What is the black bear reproductive cycle?
Black bear females typically produce cubs every two years once they become mature. The 2-year reproductive cycle is genetically timed to fit the annual cycle of plant growth and fruiting of the region.
In northeastern Minnesota, black bears mate in late May or June. Sperm fertilizes microscopic eggs in the uterus, and each egg quickly develops into a tiny ball of cells called a blastocyst. Black bears have delayed implantation, which means the blastocysts suspend further development until they implant in the uterine wall in November. After implantation, the blastocysts develop rapidly and become cubs that are born in mid to late January.
Mother and cubs remain together for 16-17 months until May or June of the following year. Then, the family members separate, the mother mates again, and the 2-year cycle repeats.
Cub Survival in Litters of 1,2 3, or 4
What size litter contributes the highest number of surviving cubs to the next generation? In northeastern Minnesota, it is litters of three.
The litter size (3) that contributed the highest number of surviving cubs (2.45) to the next generation was also the most common litter size; 22 (63%) of 35 litters were 3.
Litters of 1 or 2 were usually from first-time mothers. Subsequent litters from these mothers were typically 3.
Litters of 4 showed a higher death rate. Only half those cubs survived a year or more.

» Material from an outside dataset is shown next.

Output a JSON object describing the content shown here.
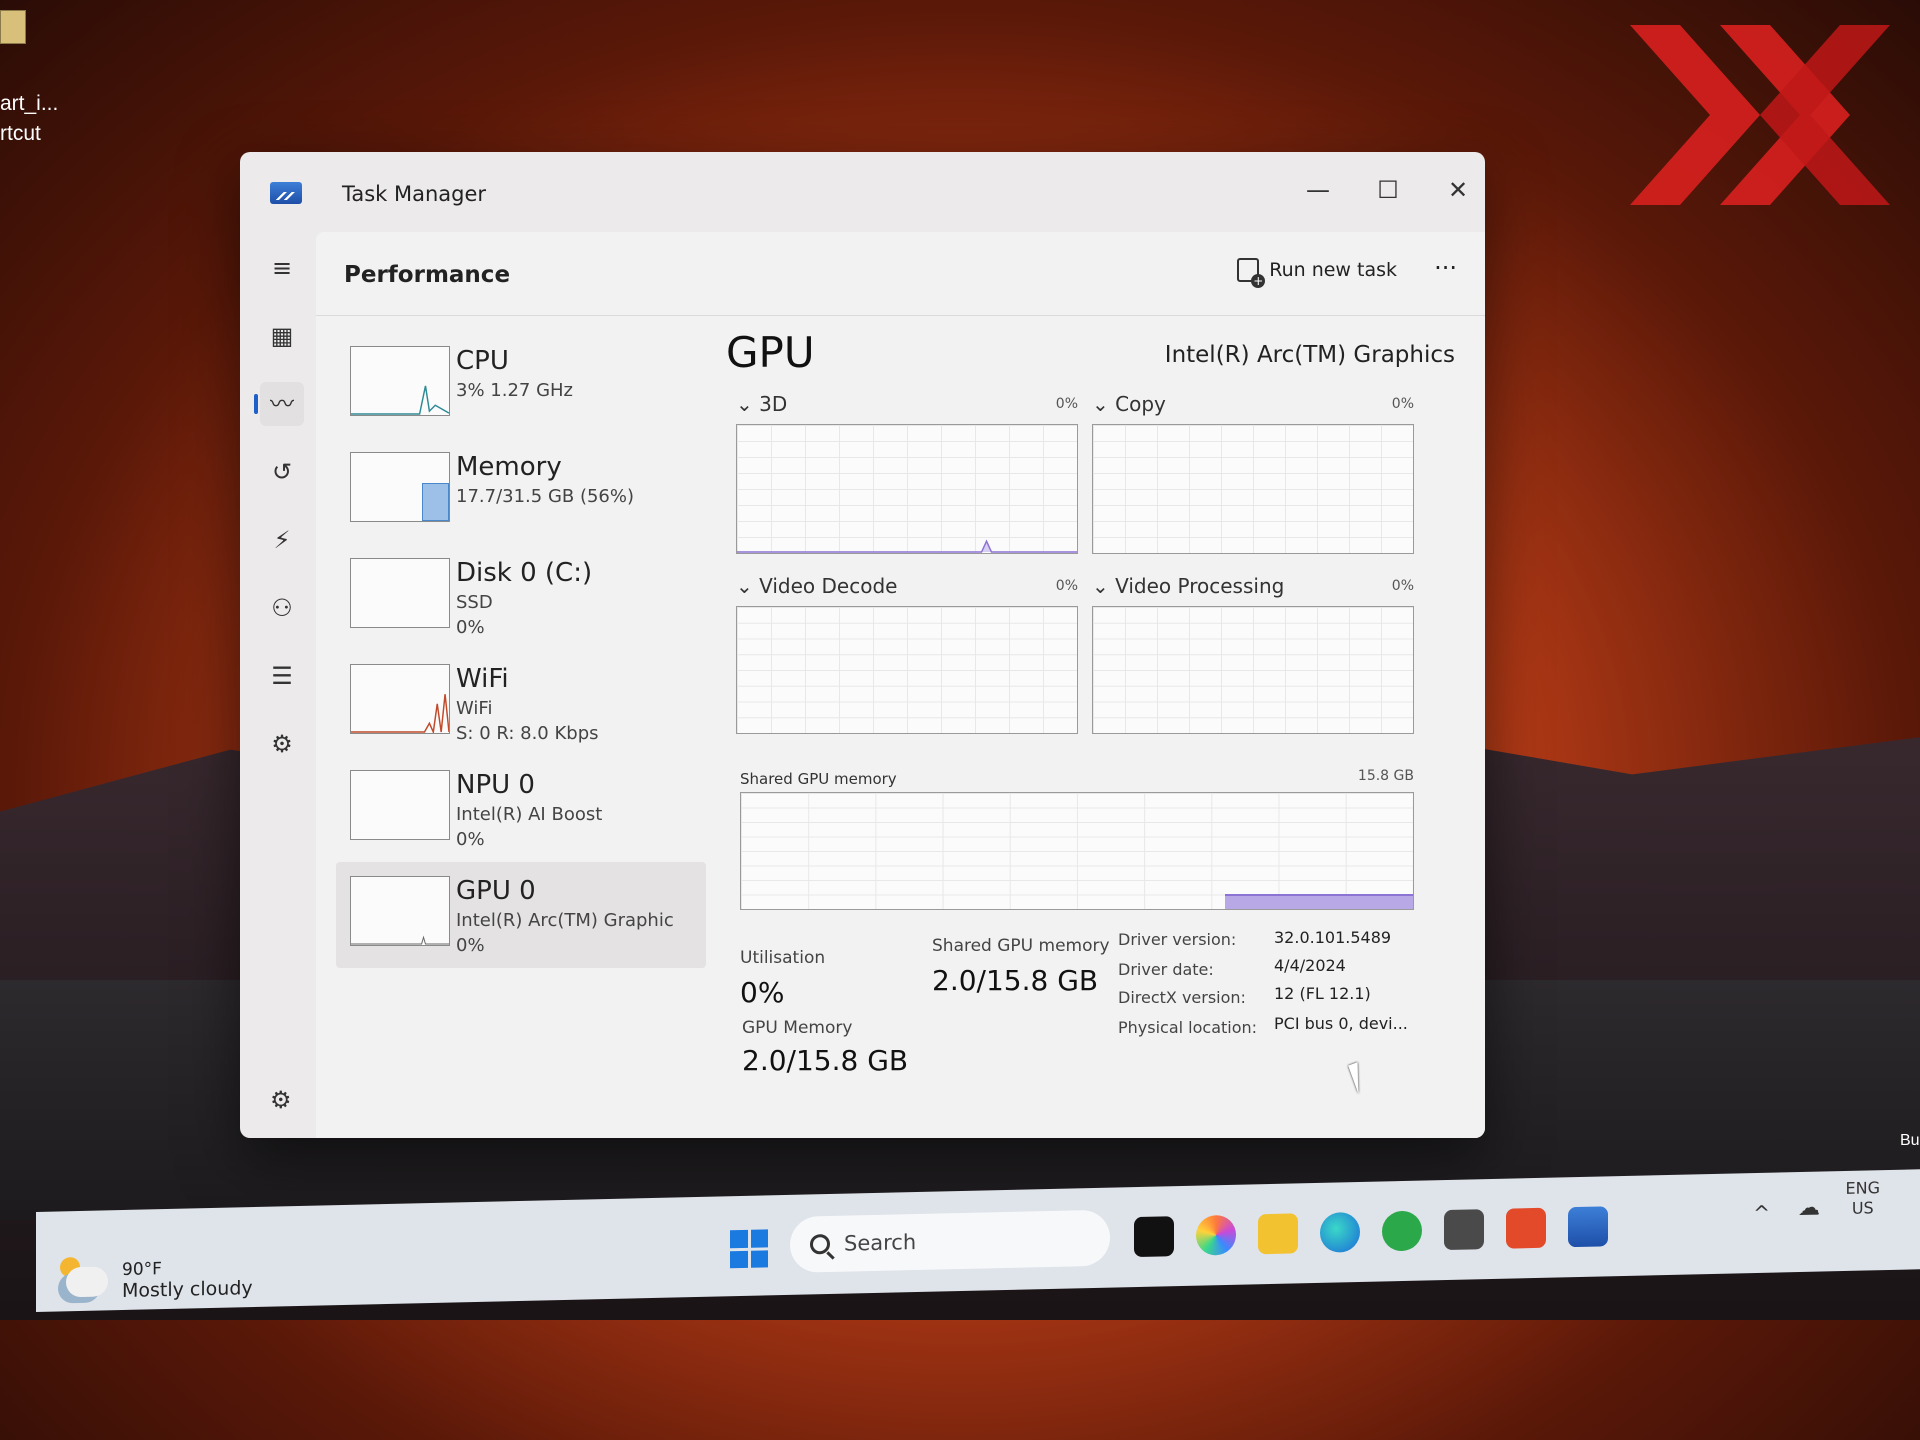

Litters of 5 are rare but have been reported from Minnesota, Pennsylvania, New Jersey, and New England. A litter of 6 was reported from Pennsylvania.
Black Bear Litter Size
How many cubs can black bears have? The record is six in Pennsylvania. Most litters are two or three. Two is most common in western North America. Three is most common in Minnesota and eastward in North America where food tends to be more abundant than in the west.
In New Hampshire, Tom Sears saw a litter of five shortly after the family emerged from a den in April 2007. He photographed them 6 weeks later when the cubs were about 5 months old.
Can malnourished black bears reproduce?
In northeastern Minnesota, black bear females reproduce best if they weigh over 176 pounds in the fall. Twenty-eight (93%) of 30 pregnant females weighing over 176 pounds produced surviving cubs, but 16 weighing less than 148 pounds produced no cubs. Of 8 weighing between 148 and 176, only 4 produced cubs, and 43% of their cubs died.
The usual interval between litters is 2 years. But when natural foods are scarce, it sometimes takes 3 or 4 years for mothers to build up enough body reserves to produce the next litter.